Fernandina Beach has been through several dramatic incarnations ranging from its early days as a hangout for smugglers and pirates when President James Monroe called it a “festering fleshpot” to its golden age after the Civil War when it was known as “the Newport of the South” and was the scene of countless formal balls, coming-out parties, and other galas that rivaled those of the Northern states. Today the downtown area is on the National Register of Historic Places and consists of a 50 block area lined with historic buildings. The streets have old-fashioned gaslight-style lamps and red brick crosswalks and their exploration might best be started at Fernandina Harbor Marina, where working shrimp boats are a customary sight. The architecture is a mélange of alluring styles: red brick, stained glass windows, black ironwork, pastel colors, gingerbread trim, and white-picket fences. The post office is of 16th century Florentine design; the Nassau County Courthouse is Victorian with classic English and Greek Revival influences, and St. Peter’s Episcopal Church is Gothic Revival. If you’re in the mood for a potable while downtown the place to go is definitely the Palace Saloon, which is Florida’s oldest saloon still operating in its original location, although it did metamorphose into an ice cream parlor during Prohibition.
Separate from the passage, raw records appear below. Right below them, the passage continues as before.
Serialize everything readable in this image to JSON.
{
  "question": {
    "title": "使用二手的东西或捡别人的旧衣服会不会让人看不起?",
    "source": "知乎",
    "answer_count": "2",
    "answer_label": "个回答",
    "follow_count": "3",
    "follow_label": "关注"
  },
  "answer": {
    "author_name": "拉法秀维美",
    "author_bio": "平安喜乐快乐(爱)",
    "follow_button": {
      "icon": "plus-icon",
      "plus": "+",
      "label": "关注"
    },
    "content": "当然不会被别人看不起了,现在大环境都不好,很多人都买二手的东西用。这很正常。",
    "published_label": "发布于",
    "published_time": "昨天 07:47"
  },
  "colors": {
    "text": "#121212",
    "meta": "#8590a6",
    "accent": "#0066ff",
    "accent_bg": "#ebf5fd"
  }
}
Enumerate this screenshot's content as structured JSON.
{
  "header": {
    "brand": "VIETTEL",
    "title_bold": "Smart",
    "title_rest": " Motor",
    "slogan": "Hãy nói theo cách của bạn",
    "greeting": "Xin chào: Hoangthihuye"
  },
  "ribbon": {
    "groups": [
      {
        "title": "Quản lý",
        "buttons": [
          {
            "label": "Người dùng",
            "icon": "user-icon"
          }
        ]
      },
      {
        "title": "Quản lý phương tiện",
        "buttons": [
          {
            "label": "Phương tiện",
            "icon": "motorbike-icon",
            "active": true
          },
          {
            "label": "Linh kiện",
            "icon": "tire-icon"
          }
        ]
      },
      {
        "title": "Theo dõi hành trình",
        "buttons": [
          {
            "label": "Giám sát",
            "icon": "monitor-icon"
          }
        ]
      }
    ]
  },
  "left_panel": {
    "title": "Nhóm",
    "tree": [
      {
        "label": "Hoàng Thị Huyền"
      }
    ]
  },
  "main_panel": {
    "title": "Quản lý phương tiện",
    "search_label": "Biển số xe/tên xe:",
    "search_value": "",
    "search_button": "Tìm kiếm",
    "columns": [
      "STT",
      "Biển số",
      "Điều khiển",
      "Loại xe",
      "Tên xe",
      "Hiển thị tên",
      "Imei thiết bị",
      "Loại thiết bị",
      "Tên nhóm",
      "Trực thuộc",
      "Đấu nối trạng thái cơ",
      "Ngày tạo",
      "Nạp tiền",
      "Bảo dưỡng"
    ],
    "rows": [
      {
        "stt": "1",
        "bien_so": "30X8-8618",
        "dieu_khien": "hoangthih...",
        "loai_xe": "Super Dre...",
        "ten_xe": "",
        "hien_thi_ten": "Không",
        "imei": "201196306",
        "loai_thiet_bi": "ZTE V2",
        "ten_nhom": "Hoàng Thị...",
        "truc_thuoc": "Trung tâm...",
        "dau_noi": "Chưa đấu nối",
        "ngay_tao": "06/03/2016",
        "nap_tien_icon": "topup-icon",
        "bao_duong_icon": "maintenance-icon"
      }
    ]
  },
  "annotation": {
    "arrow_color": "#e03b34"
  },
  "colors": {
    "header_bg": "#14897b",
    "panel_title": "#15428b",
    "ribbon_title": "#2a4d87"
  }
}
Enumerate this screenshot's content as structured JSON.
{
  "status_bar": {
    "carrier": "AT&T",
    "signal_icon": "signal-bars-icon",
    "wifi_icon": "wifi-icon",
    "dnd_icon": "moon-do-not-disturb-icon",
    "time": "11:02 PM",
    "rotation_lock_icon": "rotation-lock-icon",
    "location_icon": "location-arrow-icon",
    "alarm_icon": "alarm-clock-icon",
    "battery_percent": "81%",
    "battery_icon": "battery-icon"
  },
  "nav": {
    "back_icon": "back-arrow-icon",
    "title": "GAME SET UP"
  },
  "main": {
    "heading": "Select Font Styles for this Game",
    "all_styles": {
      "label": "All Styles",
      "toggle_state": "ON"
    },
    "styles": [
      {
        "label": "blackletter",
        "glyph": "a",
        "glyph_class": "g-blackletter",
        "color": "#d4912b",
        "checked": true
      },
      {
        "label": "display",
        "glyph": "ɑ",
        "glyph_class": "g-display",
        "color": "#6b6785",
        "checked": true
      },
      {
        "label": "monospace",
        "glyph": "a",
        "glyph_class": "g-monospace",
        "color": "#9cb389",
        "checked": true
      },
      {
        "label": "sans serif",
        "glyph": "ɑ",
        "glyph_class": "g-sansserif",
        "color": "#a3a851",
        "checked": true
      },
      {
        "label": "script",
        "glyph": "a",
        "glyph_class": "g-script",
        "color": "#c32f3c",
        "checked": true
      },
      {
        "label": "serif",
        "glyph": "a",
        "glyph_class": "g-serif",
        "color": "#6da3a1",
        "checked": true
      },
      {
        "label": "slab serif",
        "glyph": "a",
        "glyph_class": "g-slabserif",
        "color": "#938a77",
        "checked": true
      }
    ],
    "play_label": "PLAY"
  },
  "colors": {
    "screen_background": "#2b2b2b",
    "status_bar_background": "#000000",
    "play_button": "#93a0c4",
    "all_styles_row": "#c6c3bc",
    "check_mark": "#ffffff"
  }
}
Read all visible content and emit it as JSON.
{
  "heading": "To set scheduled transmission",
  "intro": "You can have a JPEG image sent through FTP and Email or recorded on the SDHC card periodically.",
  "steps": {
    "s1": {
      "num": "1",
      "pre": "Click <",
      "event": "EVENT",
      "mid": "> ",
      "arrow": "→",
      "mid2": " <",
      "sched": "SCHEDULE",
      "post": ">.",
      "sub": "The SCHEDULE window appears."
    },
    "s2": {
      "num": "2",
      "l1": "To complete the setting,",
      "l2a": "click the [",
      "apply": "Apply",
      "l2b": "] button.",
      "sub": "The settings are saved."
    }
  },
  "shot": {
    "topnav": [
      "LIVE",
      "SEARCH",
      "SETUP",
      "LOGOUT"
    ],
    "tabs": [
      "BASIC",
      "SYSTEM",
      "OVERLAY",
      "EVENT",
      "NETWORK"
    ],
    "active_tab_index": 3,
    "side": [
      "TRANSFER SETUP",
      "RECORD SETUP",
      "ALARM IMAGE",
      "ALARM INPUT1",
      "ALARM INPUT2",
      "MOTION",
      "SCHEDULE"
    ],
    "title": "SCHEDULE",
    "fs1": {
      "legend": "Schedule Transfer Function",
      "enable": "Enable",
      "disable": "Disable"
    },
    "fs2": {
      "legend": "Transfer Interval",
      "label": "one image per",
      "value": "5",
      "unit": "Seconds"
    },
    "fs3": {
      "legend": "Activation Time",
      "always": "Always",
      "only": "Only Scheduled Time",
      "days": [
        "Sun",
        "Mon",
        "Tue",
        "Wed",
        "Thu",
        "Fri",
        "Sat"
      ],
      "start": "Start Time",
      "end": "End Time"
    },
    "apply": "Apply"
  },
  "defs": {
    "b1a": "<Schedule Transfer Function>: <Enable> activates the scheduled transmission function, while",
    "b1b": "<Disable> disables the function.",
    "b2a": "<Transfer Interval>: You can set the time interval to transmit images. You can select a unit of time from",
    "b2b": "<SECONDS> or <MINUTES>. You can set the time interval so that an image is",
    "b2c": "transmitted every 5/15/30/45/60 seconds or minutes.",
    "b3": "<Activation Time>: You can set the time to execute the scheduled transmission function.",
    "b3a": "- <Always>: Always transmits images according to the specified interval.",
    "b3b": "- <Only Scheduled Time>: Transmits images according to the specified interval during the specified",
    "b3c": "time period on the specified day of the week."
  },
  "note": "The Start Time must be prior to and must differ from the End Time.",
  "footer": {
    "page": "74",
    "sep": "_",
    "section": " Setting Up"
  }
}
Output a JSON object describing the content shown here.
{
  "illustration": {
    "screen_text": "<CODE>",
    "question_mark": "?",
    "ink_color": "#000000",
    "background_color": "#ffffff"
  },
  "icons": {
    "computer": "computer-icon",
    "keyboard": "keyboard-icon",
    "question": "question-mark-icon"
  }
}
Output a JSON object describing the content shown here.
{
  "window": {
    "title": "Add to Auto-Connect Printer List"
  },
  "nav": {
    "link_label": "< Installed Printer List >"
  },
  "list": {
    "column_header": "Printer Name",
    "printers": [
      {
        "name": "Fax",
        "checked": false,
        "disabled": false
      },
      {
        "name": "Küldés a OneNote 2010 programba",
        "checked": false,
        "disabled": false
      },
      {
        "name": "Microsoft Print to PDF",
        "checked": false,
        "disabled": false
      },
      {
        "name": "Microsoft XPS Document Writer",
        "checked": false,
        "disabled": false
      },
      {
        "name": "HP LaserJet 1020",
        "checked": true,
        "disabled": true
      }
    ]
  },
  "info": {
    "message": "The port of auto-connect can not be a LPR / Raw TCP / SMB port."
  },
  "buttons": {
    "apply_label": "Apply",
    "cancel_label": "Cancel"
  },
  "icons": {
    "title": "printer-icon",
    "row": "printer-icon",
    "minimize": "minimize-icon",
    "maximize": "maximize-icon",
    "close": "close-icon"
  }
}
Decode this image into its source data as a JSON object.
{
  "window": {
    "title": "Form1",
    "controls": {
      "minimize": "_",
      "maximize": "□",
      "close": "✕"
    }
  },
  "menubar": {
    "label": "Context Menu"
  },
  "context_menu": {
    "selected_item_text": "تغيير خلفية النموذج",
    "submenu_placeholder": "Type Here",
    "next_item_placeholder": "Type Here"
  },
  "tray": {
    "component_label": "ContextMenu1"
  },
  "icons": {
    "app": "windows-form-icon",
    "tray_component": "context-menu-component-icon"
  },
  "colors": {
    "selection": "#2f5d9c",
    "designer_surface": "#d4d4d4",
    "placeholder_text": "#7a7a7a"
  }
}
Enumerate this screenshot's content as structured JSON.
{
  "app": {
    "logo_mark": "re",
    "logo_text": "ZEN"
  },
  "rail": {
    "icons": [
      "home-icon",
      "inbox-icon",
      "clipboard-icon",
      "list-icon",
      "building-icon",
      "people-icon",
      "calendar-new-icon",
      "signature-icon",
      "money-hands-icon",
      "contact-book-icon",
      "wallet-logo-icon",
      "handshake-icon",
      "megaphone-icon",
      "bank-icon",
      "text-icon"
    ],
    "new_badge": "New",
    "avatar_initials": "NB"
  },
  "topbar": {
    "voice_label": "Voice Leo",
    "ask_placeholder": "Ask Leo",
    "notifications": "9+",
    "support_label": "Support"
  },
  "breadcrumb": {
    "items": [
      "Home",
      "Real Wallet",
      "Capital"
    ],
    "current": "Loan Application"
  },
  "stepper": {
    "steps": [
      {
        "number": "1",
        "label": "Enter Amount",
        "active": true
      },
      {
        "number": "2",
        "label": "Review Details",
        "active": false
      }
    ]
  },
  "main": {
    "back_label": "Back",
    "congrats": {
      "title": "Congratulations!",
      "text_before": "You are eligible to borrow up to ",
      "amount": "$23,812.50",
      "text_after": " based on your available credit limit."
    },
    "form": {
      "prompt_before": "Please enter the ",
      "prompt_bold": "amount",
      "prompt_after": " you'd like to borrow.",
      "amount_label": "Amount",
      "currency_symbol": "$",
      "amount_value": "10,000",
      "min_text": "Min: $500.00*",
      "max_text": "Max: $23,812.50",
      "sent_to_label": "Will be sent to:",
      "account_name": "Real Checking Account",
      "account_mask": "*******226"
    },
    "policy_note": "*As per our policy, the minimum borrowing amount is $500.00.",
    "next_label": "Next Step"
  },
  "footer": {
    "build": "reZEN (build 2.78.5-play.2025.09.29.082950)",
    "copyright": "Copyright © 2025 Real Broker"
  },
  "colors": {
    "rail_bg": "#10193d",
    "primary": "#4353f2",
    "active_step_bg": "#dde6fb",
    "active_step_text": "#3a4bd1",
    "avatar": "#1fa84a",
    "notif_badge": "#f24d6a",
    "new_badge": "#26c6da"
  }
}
The Amelia Island Museum of History is also a must. It’s the only spoken-history museum in Florida and you can get one of its more than one hundred volunteer guides to take you on a seventeen block walk through town, the most popular being the Ghost Tour which features stories of the island’s haunted past.
I didn’t, in fact, really need Florida’s acclaimed sunshine to enjoy myself in Fernandina Beach or at the Plantation, and as for banana daiquiris, I knew that their rendezvous with my palate could wait for another time, another place.